La gara per il PMC è stata invece vinta da Parsons Transportation Group
che così seguirà la progettazione definitiva del Ponte sullo Stretto di
Messina.
Colosso statunitense del settore d’ingegneria e costruzioni, Parsons ha
sede a Pasadena (California) e filiali in oltre 80 paesi del mondo.

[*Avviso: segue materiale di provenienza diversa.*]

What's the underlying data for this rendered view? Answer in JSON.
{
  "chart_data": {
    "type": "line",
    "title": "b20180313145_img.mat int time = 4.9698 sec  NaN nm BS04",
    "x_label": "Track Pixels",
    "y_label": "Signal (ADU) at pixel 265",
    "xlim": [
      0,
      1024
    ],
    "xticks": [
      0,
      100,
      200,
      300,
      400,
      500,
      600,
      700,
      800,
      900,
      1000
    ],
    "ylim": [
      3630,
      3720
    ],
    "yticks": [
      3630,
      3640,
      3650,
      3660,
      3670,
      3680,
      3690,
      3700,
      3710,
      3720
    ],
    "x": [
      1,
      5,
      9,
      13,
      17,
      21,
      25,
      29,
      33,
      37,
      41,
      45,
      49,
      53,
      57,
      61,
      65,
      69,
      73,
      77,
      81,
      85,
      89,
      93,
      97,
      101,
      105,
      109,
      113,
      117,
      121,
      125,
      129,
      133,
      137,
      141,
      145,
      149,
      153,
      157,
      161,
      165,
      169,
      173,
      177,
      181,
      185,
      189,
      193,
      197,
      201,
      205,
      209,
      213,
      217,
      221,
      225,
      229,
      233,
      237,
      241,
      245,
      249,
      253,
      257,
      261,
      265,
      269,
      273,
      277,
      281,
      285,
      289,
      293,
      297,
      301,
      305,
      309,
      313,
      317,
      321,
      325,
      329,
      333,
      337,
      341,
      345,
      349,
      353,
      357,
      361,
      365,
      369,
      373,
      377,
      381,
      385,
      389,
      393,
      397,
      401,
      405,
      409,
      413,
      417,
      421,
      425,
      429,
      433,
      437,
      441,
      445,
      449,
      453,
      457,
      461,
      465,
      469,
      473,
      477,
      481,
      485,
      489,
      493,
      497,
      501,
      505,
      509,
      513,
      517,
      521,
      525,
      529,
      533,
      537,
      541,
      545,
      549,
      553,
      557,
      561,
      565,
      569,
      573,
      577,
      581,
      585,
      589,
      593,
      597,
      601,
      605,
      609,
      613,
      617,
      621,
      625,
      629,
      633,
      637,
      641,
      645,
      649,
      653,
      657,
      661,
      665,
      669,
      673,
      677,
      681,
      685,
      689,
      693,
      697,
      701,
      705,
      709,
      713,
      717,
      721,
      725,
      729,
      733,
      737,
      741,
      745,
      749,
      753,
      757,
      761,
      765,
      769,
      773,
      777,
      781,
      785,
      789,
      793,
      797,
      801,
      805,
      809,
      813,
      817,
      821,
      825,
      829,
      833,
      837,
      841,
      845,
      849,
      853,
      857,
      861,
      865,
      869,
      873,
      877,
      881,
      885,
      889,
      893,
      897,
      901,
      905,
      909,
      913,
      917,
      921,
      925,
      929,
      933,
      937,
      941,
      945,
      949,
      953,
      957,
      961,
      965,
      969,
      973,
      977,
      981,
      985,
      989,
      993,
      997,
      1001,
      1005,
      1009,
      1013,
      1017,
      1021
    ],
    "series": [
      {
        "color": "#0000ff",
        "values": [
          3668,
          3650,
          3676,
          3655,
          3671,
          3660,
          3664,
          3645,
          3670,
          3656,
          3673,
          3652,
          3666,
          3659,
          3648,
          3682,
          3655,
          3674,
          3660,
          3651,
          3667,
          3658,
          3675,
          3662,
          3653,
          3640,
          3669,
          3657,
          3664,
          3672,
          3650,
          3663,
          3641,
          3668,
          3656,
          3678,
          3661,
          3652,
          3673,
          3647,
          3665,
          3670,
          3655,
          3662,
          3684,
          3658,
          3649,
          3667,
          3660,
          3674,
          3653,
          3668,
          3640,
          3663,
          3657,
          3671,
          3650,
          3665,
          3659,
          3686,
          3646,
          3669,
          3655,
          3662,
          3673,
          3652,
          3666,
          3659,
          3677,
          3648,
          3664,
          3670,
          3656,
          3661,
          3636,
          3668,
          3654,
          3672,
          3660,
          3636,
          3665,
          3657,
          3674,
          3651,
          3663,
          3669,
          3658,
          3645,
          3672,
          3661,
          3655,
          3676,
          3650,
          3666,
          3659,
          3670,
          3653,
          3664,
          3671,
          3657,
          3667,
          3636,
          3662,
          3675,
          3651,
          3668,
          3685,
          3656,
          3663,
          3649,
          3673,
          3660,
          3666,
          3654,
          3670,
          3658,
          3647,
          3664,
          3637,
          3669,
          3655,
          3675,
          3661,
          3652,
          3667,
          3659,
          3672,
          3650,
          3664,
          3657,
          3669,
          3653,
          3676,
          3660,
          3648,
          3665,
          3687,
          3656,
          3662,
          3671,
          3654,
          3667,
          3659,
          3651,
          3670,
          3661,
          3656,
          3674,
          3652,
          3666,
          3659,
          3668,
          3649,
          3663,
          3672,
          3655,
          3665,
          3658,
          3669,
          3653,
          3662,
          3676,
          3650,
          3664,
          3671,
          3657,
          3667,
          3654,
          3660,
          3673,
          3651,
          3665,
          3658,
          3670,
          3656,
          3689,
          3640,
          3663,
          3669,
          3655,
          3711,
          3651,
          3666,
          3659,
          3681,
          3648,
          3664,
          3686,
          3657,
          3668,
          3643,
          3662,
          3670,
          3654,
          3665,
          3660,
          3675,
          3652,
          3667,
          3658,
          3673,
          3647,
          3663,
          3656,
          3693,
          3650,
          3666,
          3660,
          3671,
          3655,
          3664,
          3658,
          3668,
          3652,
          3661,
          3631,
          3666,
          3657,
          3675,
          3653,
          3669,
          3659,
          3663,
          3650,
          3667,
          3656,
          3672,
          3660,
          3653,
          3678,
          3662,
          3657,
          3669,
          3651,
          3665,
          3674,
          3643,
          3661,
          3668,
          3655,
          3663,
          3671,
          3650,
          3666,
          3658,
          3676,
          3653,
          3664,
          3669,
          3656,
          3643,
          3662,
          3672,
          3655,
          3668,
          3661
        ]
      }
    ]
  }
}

In Iraq, il Program Management Office della coalizione militare
internazionale occupante, ha affidato al gruppo Parsons contratti per
milioni di dollari per la ricostruzione di decine d’infrastrutture
civili e militari. Parsons Transportation Group, che per il regime di
Saddam Hussein aveva realizzato il ponte “14 luglio” sul Tigri e la
megacentrale elettrica di alimentazione della città di Bagdad, nonché
progettato la metropolitana sotterranea della capitale, è stato inoltre
contrattato dal Corpo d’Ingegneria dell’Esercito USA per lo “sminamento
e la distruzione di armi” ed il recupero delle maggiori reti
petrolifere e dei gasdotti irakeni.
Per conto dell’US Air Force, il gruppo Parsons ha riabilitato le
infrastrutture della base aerea di Taji, oggi una delle più importanti
aree operative delle forze armate della coalizione alleata. La società
statunitense è infine subappaltatrice del colosso Bechtel International
Inc. per la realizzazione di un megaprogramma infrastrutturale (sistemi
idrici, ospedali, centri educativi, caserme, stazioni di polizia e
prigioni) coordinato dal PMO e finanziato in parte da USAID, l’agenzia
di cooperazione USA.

In Iraq, contratti complessivi per 200 milioni di dollari sono finiti
invece alle imprese italiane “amiche” del Ponte, principalmente
Snamprogetti e Tecnimont (in gara per il Project Management Consultant
dell’opera) e Techint della famiglia italo-argentina dei Rocca, a capo
dell’impero internazionale dell’acciaio e azionista di riferimento di
Impregilo sino alla primavera del 2007.
La stessa Impregilo continua ad aspirare ad importanti commesse civili
nel martoriato paese arabo. La società di Sesto San Giovanni è del
resto di casa nello scacchiere mediorientale: nel piccolo emirato di
Abu Dhabi, Impregilo ha realizzato numerosi dissalatori e la più grande
moschea del mondo.

Ancora ad Abu Dhabi, Giuseppe Zappia, l’imprenditore italo-canadese che
avrebbe operato per conto di Cosa Nostra per finanziare il Ponte sullo
Stretto, ha progettato un acquedotto di oltre 400 chilometri ed
ottenuto ben otto contratti di costruzioni civili. Negli Emirati Arabi
Zappia ha anche lavorato alla realizzazione di campi base utilizzati
dalle forze armate USA per sferrare i suoi attacchi all’Iraq durante le
due più recenti Guerre del Golfo.

Il Ponte è certamente un mostro del capitalismo senza alcuna parvenza umana.